The Czech public’s demonstrative shift from lionising pro-democracy stalwarts like the dissident-turned-Velvet Revolution icon and the country’s first post-Communist leader, Václav Havel, first began to publicly manifest itself when Czech ice hockey legend Jaromír Jágr, one of the country’s most iconic athletes and a national hero who wore the number ‘68’ throughout his career to honour the events 50 years ago, left his lucrative career in North America’s NHL – the world’s premier professional ice hockey league – for Russia’s KHL in 2008, despite having spent years making disparaging remarks against Moscow for the 1968 invasion and for being forced to learn the Russian language as a child.

Czech Prime Minister Andrej Babiš has waded further into the controversial waters of selective memory regards the events of the Prague Spring when he was recently asked by a member of the Czech Communist Party about the events that occurred a half-century ago. “It doesn’t matter which nationality was responsible for ordering the 1968 invasion,” Babiš said in response.

Though he later described the invasion as “one of the greatest tragedies for Czechoslovakia,” Babiš continues to court the country’s Communists following their support for his coalition government and continues to downplay the role the Soviet Union – and by extension, Russia, which is formally internationally recognised as heir to the former’s legacy – played in the events of 1968.

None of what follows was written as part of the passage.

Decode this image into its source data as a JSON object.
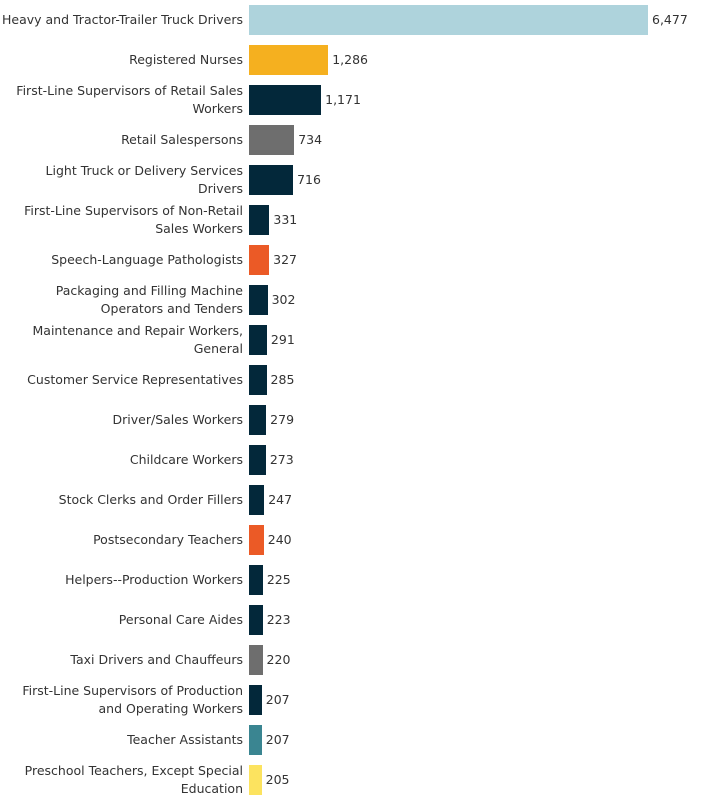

Russians’ knowledge of ‘68 thin, most support the Soviet invasion

A recent poll in Russia revealed that more than a third of Russians say the Soviet Union was correct to launch the 1968 invasion into Czechoslovakia as a means to brutally crush pro-democracy demonstrations and nearly half of the population says it knows nothing about the incident, levels that show a resurgence of Leonid Brezhnev-style propaganda from the pre-Glasnost period of Soviet history.

Nostalgia for the Soviet Union has become the norm under Russian President Vladimir Putin, a former KGB colonel who has never hid open disdain for the 1991 collapse of the country and has invested significant personal and political capital in rehabilitating many of the core elements of Soviet society, including the influence of the secret police and intelligence services.

Flush with cash and the backing of Putin allies, Russia’s state-run news outlets have spent the last two decades lauding the Soviet Union’s World War II victory over Hitler’s Germany, but have largely ignored the country’s less-vaunted moments in the second half of the 20th century, including the 1956 invasion of Hungary to quell a pro-democracy uprising, the Soviet Union’s costly decade-long war of conquest in Afghanistan, Moscow’s support for radical European terror organisations including Baader-Meinhof in West Germany and Italy’s Brigate Rosse, and the KGB’s jailing of dissidents and refusniks in the 1960s and 1970s.